I thought things couldn’t get any worse, but I was wrong. I started school at Wake Forest.
The steps are horrible. They are so tall and my teeny tiny legs can barely make it up the steps to the Pit or to my own dorm room.
While everyone else ascends and descends the stairs all across campus at supersonic speeds, I climb the steps as if I were climbing Mount Everest.
Seriously, where’s the elevator around here?
To make things worse, I got carded in the Pit.
It was a nice Wednesday afternoon, and I swiped into the Pit as usual. I walked over to the grill station to have some fries, and the nice woman working looked at me as if she’d seen a ghost.
“How old are you?” she asked.
“Um… 17,” I replied.
She looked at me in disbelief, as if I was lying to her.
She called one of her coworkers over to assess the situation.
“Are you in middle school?” she asked me.
Of course, I responded and said that no, I was indeed a college student.
“Let me see your DeaconOne Card,” she said.
I showed her my card, got my fries and went to sit down while the two workers laughed at my midget height. Confused, I started eating the lukewarm fries.
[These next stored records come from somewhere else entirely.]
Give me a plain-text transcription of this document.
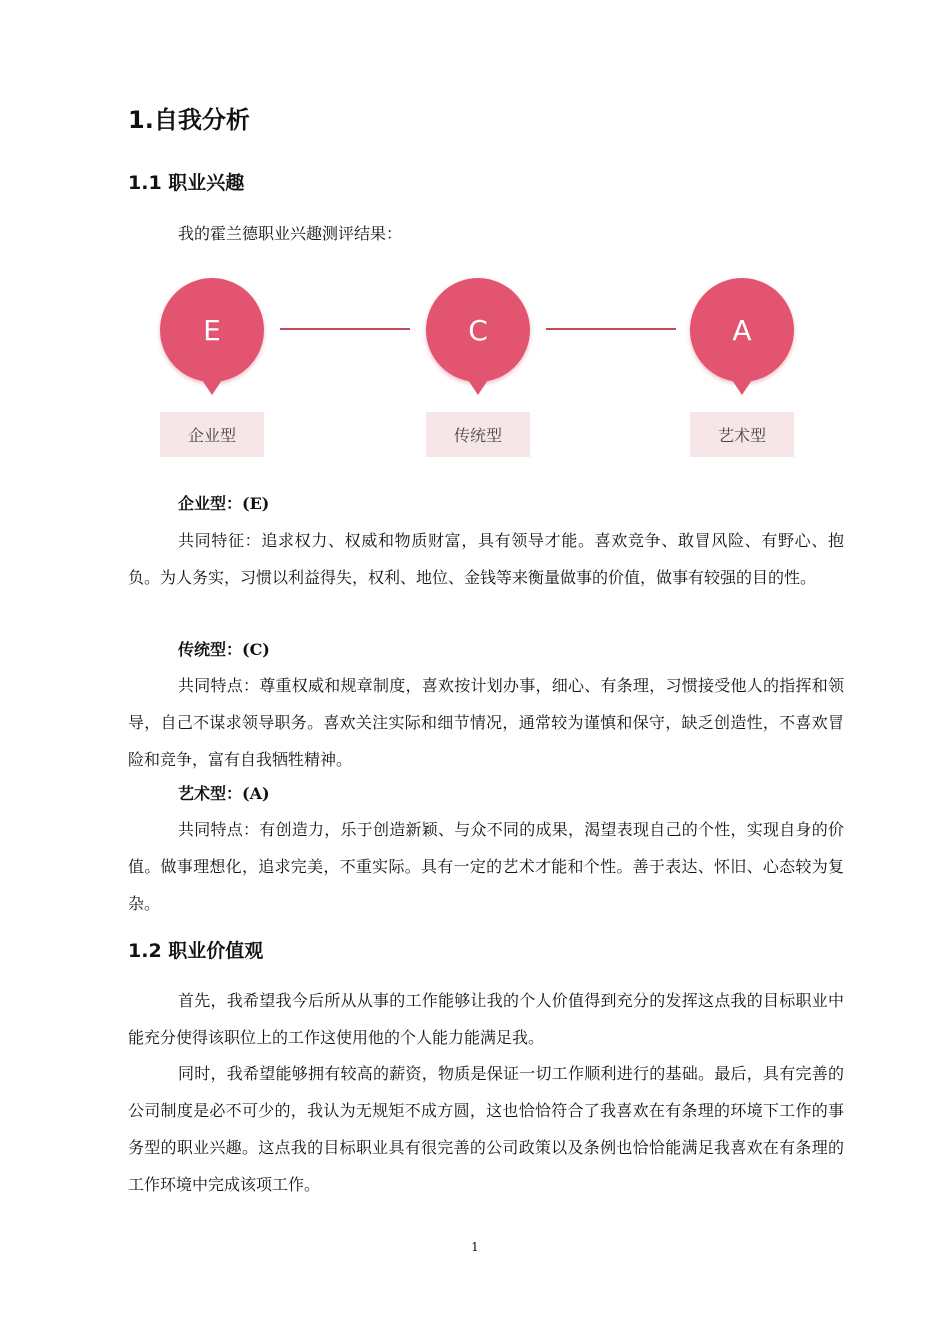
1.自我分析
1.1 职业兴趣
我的霍兰德职业兴趣测评结果：
E
企业型
C
传统型
A
艺术型
企业型：(E)

共同特征：追求权力、权威和物质财富，具有领导才能。喜欢竞争、敢冒风险、有野心、抱负。为人务实，习惯以利益得失，权利、地位、金钱等来衡量做事的价值，做事有较强的目的性。

传统型：(C)

共同特点：尊重权威和规章制度，喜欢按计划办事，细心、有条理，习惯接受他人的指挥和领导，自己不谋求领导职务。喜欢关注实际和细节情况，通常较为谨慎和保守，缺乏创造性，不喜欢冒险和竞争，富有自我牺牲精神。

艺术型：(A)

共同特点：有创造力，乐于创造新颖、与众不同的成果，渴望表现自己的个性，实现自身的价值。做事理想化，追求完美，不重实际。具有一定的艺术才能和个性。善于表达、怀旧、心态较为复杂。

1.2 职业价值观

首先，我希望我今后所从从事的工作能够让我的个人价值得到充分的发挥这点我的目标职业中能充分使得该职位上的工作这使用他的个人能力能满足我。

同时，我希望能够拥有较高的薪资，物质是保证一切工作顺利进行的基础。最后，具有完善的公司制度是必不可少的，我认为无规矩不成方圆，这也恰恰符合了我喜欢在有条理的环境下工作的事务型的职业兴趣。这点我的目标职业具有很完善的公司政策以及条例也恰恰能满足我喜欢在有条理的工作环境中完成该项工作。

1
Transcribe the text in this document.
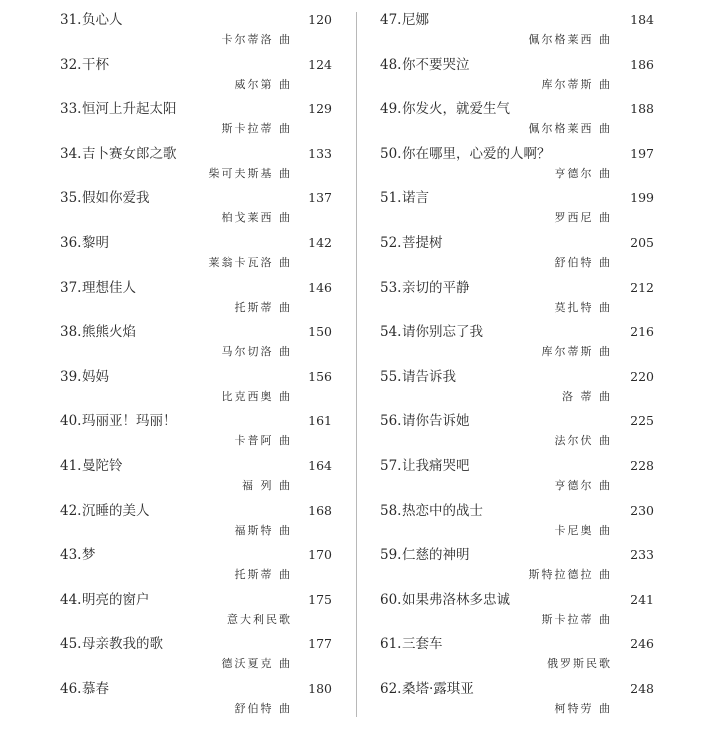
31.负心人	120
卡尔蒂洛 曲
32.干杯	124
威尔第 曲
33.恒河上升起太阳	129
斯卡拉蒂 曲
34.吉卜赛女郎之歌	133
柴可夫斯基 曲
35.假如你爱我	137
柏戈莱西 曲
36.黎明	142
莱翁卡瓦洛 曲
37.理想佳人	146
托斯蒂 曲
38.熊熊火焰	150
马尔切洛 曲
39.妈妈	156
比克西奥 曲
40.玛丽亚！玛丽！	161
卡普阿 曲
41.曼陀铃	164
福 列 曲
42.沉睡的美人	168
福斯特 曲
43.梦	170
托斯蒂 曲
44.明亮的窗户	175
意大利民歌
45.母亲教我的歌	177
德沃夏克 曲
46.慕春	180
舒伯特 曲
47.尼娜	184
佩尔格莱西 曲
48.你不要哭泣	186
库尔蒂斯 曲
49.你发火，就爱生气	188
佩尔格莱西 曲
50.你在哪里，心爱的人啊？	197
亨德尔 曲
51.诺言	199
罗西尼 曲
52.菩提树	205
舒伯特 曲
53.亲切的平静	212
莫扎特 曲
54.请你别忘了我	216
库尔蒂斯 曲
55.请告诉我	220
洛 蒂 曲
56.请你告诉她	225
法尔伏 曲
57.让我痛哭吧	228
亨德尔 曲
58.热恋中的战士	230
卡尼奥 曲
59.仁慈的神明	233
斯特拉德拉 曲
60.如果弗洛林多忠诚	241
斯卡拉蒂 曲
61.三套车	246
俄罗斯民歌
62.桑塔·露琪亚	248
柯特劳 曲
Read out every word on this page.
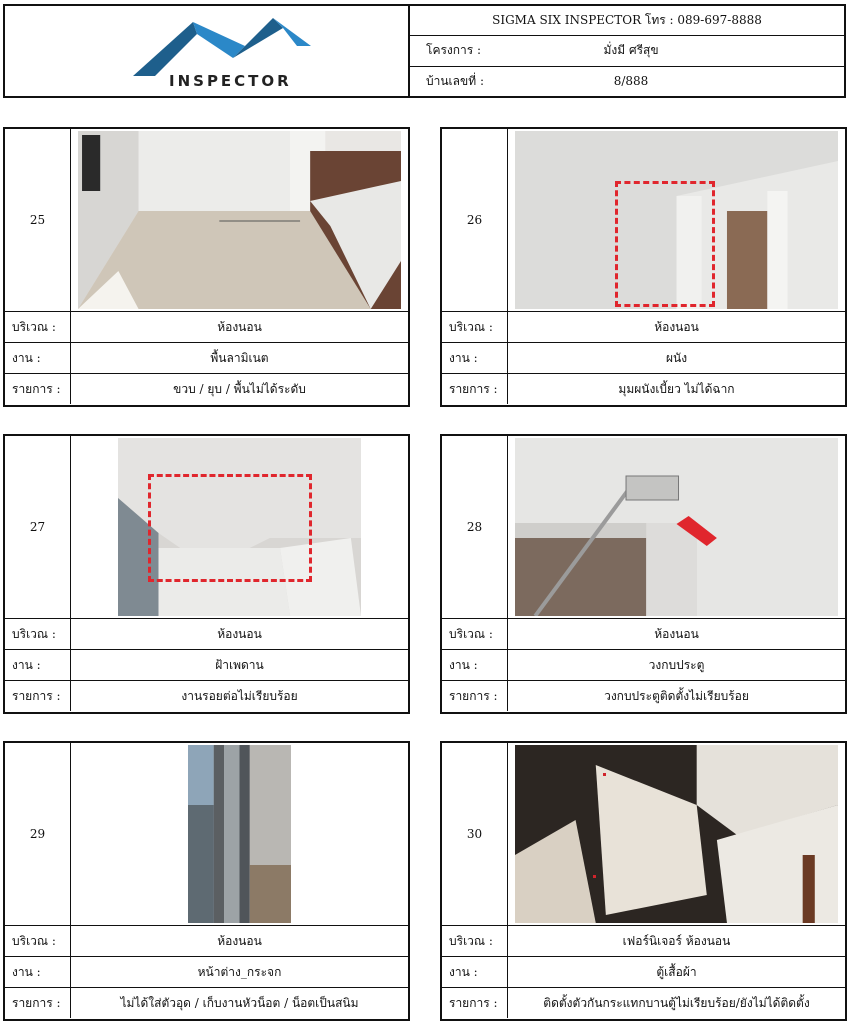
INSPECTOR
SIGMA SIX INSPECTOR โทร : 089-697-8888
โครงการ :	มั่งมี ศรีสุข
บ้านเลขที่ :	8/888
25
บริเวณ :	ห้องนอน
งาน :	พื้นลามิเนต
รายการ :	ขวบ / ยุบ / พื้นไม่ได้ระดับ
26
บริเวณ :	ห้องนอน
งาน :	ผนัง
รายการ :	มุมผนังเบี้ยว ไม่ได้ฉาก
27
บริเวณ :	ห้องนอน
งาน :	ฝ้าเพดาน
รายการ :	งานรอยต่อไม่เรียบร้อย
28
บริเวณ :	ห้องนอน
งาน :	วงกบประตู
รายการ :	วงกบประตูติดตั้งไม่เรียบร้อย
29
บริเวณ :	ห้องนอน
งาน :	หน้าต่าง_กระจก
รายการ :	ไม่ได้ใส่ตัวอุด / เก็บงานหัวน็อต / น็อตเป็นสนิม
30
บริเวณ :	เฟอร์นิเจอร์ ห้องนอน
งาน :	ตู้เสื้อผ้า
รายการ :	ติดตั้งตัวกันกระแทกบานตู้ไม่เรียบร้อย/ยังไม่ได้ติดตั้ง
I didn’t know you had to be in college in order to get fries from the Pit; it’s not like I was at a bar or anything, just the SCHOOL CAFETERIA.
The steps and the Pit aren’t the only problems for little ‘ole me.
I had to buy a stool in order to get into bed at night. Of course, I could just lower the bed, but I just love having to locate my stool in the dead of the night.
During my search, I get to step on things, stub my baby toes and even trip and fall. It’s great, I promise.
Sometimes, when I drop things from my bed on accident, I attempt to get them. Because my legs are too short, this often results in me falling off the bed, head first and asking my roommate to help me get up.
The people on the quad rarely even ask me if I’m registered to vote. They just assume that I’m visiting Wake Forest on a field trip with my third grade class.
Being at Wake Forest at the measly height of 4’11” can sometimes be fun; the stores on campus stock my favorite chocolate milk and lunchables, which can also be a great conversation starter between me and the cashier.